I use my Instagram everyday, and tend to check my feed every 30 minutes. I don’t even have a Facebook app anymore (it got too political for me). Most of my Instagram one is of my pets, mostly dogs, and a little bit of myself. I noticed under the #art110s16 that many others also shred photos of their pets. It’s not surprising, because people obsess over puppies and cat videos. It gets the most likes. A majority of the pages I follow are of dogs. To name a few “AllThingHusky”, “DoxieObsessed”…. And I even have dogs with their own pages, “ShaggyNoBallz” (a close friend), “Corgnelius”, “Leonardo_Di_Corgio”, “Crusoe_dachshund”… Look up the #Brawtney, that’s my dachshund(;

Wk9- Artist Conversations- Sean Joy Rosario Cabanig

Artist: Sean Joy Rosario Cabanig

Exhibition: All Work All Play

Media: Metals- copper, silver

Gallery: CSULB School of Art, Marilyn Werby Gallery

Website: None

Instagram: None

Sean is a fifth year in the CSULB Fine Arts Metals Program. She graduates this year. She’s originally from Los Angeles, but has resided in Ling Beach since attending CSULB. She enjoys cooking and eating what she cooks. She is the youngest (23 years old) of two older brothers (31 and 28 years old). When she first came to CSULB she had stated herself a creative writing major in poetry, but got into studio art. From there she branched into handling metals.

Sean’s exhibit is designed around using coppers and silvers. The pieces are smooth to the touch because they’re designed to wear as jewelry.
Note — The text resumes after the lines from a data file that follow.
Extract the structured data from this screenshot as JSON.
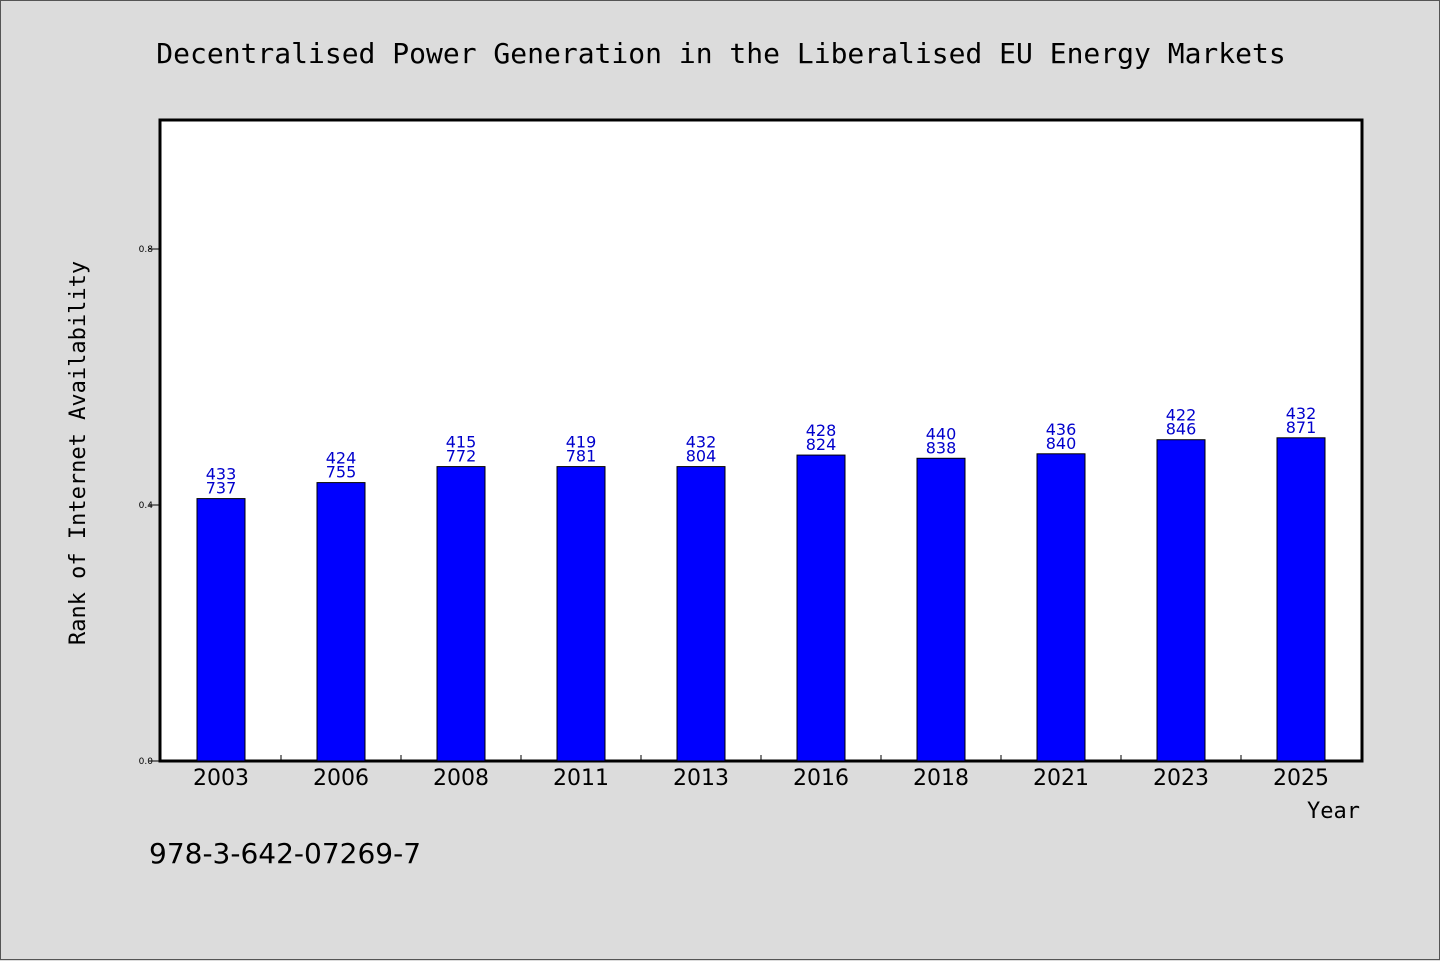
{
  "chart_data": {
    "type": "bar",
    "title": "Decentralised Power Generation in the Liberalised EU Energy Markets",
    "xlabel": "Year",
    "ylabel": "Rank of Internet Availability",
    "categories": [
      "2003",
      "2006",
      "2008",
      "2011",
      "2013",
      "2016",
      "2018",
      "2021",
      "2023",
      "2025"
    ],
    "values": [
      0.41,
      0.435,
      0.46,
      0.46,
      0.46,
      0.478,
      0.473,
      0.48,
      0.502,
      0.505
    ],
    "data_labels": [
      [
        "433",
        "737"
      ],
      [
        "424",
        "755"
      ],
      [
        "415",
        "772"
      ],
      [
        "419",
        "781"
      ],
      [
        "432",
        "804"
      ],
      [
        "428",
        "824"
      ],
      [
        "440",
        "838"
      ],
      [
        "436",
        "840"
      ],
      [
        "422",
        "846"
      ],
      [
        "432",
        "871"
      ]
    ],
    "yticks": [
      "0.0",
      "0.4",
      "0.8"
    ],
    "ytick_values": [
      0.0,
      0.4,
      0.8
    ],
    "ylim": [
      0,
      1.0
    ],
    "bar_color": "#0000ff",
    "label_color": "#0000cc",
    "grid": false,
    "legend": "none"
  },
  "footer": {
    "isbn": "978-3-642-07269-7"
  }
}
Sean demonstrated how her pieces can be worn by wearing a necklace she designed. The pieces are simple, and I found some pieces sexual in nature.

Sean has a preference over using silver because it’s a precious metal and it’s easier to shape. Her art has no directed goal, but she enjoys making art she doesn’t like. She likes experimental art, but her art is also inspired by her current emotions.

I liked Sean’s art and how she aims for experimental art, versus a designed purpose. I feel the experience is different when you observe experimental art because that art is driven by emotions versus a vision.